It works in more general dynamical systems, not only when $X$ is compact metrizable. Define for each real number $c$
$$A_c:=\{x\mid g(x)\geqslant c\}.$$
Then $f^{-1}(A_c)=A_c$. Then take $c_0:=\inf\{c,\mu(A_c)=0\}$ and show that $g=c_0$ almost everywhere.
Characterization?
If you want a characterization that is of hard analysis flavor, you could characterize ergodic measures as those measures where distribution of subwords in a larger word (say of length $N$) does not depend much on the choice of the word of length $N$ if you ignore some exceptional words of length $N$ (where the probability of the exception goes to zero). The precise statement of this characterization appears for example in the paper with the title: Entropy is the Only Finitely Observable Invariant.
I wonder if there is a theorem that gives you some class of measures parametrized by finite descriptions of them and then says that there is no algorithm to determine ergodicity for this class.
As for intuition, if you have a measure that is easily described and easy to reason about, then if you cannot come up with any way to extract some information from a $\mu$ typical sample binary sequence in a shift-invariant way, then the measure is going to be ergodic.
Examples
A simple (maybe too simple) example is the invariant measure you would obtain by concatenating 00 or 11 infinitely many times randomly and independently (each with probability 1/2), and then apply the shift map one or zero times, each with probability 1/2. This example is not very interesting and may feel like an easy way out. The reason this is not Markov (of any step) is because the support of this measure is not an SFT (subshift of finite type).

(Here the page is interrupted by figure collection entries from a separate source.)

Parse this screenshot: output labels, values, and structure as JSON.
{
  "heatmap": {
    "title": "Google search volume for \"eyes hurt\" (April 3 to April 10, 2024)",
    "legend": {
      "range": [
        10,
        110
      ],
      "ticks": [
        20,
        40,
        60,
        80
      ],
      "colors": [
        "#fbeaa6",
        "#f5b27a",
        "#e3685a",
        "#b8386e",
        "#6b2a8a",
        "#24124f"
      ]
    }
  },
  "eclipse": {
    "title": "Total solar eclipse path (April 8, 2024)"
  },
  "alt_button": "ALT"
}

A more interesting example would be a measure in which distances between occurrences of 1 are independent. It's like a renewal process except discrete and invariant under the shift map. Let $(p_i)_{i = 1}^{\infty}$ be a sequence of nonnegative numbers whose sum is 1 and also such that $\sum_i i p_i < \infty$, then you can build such an invariant measure $\mu$ where $\mu([10^{i-1}1] | [1]) = p_i$ for all $i$ and $\mu([1]) = \sum_i i p_i > 0$. To construct this measure, you first build the conditional one $\mu_{[1]}$ (a measure defined on the cylinder $[1] \subset \{0, 1\}^{\mathbb N}$) which corresponds to the discrete-time renewal process which has $(p_i)_{i = 1}^{\infty}$ as its distribution of holding times. This $\mu_{[1]}$ is not invariant under the shift map, but it is invariant under its first return map, so you can use Kakutani skyscraper construction to construct $\mu$ defined on $\{0,1\}^{\mathbb N}$. This measure is ergodic because its restriction to $[1]$ is ergodic with respect to the first return map. You can then choose $(p_i)_{i = 1}^{\infty}$ in a way that it guarantees $\mu$ not being Markov. For example, you can make its support be the even shift (i.e. $p_i > 0$ if and only if $i$ is even).
Another interesting class of measures: measures corresponding to hidden Markov chains. These are measures that are factors of Markov measures.
More general class: measures from thermodynamic formalism, but things get very technical there.
Best Answer
Take a biased coin with probabilities $\{p_, 1-p_i\}$ in the $i$-th flip, where $0 < \delta < p_i < 1 - \delta < 1$ and represent heads buy $0$ and tails by $1$.
You can identify the space given by fliping that coin infinitely many times with $([0,1], \mu)$ just as you do in the case of a non-biased coin, i.e: associate $\{0\}\times \{0,1\}^\mathbb{N}$ with $[0,0.5)$ and $\{1\}\times \{0,1\}^\mathbb{N}$ with $[0,5,1)$ and continue that process further sub-diving $[0,1]$ into dyadic intervals. Both $\mu$ and the Lebesgue measure $m$ have the same null sets. The action on $[0,1]$ induced by "shifting" the sequence of flips is ergodic, but not measure preserving.
This transformations are called "Bernoulli shifts". It is still reasonable to ask whether there are ergodic transformations that do not admit any invariant measure.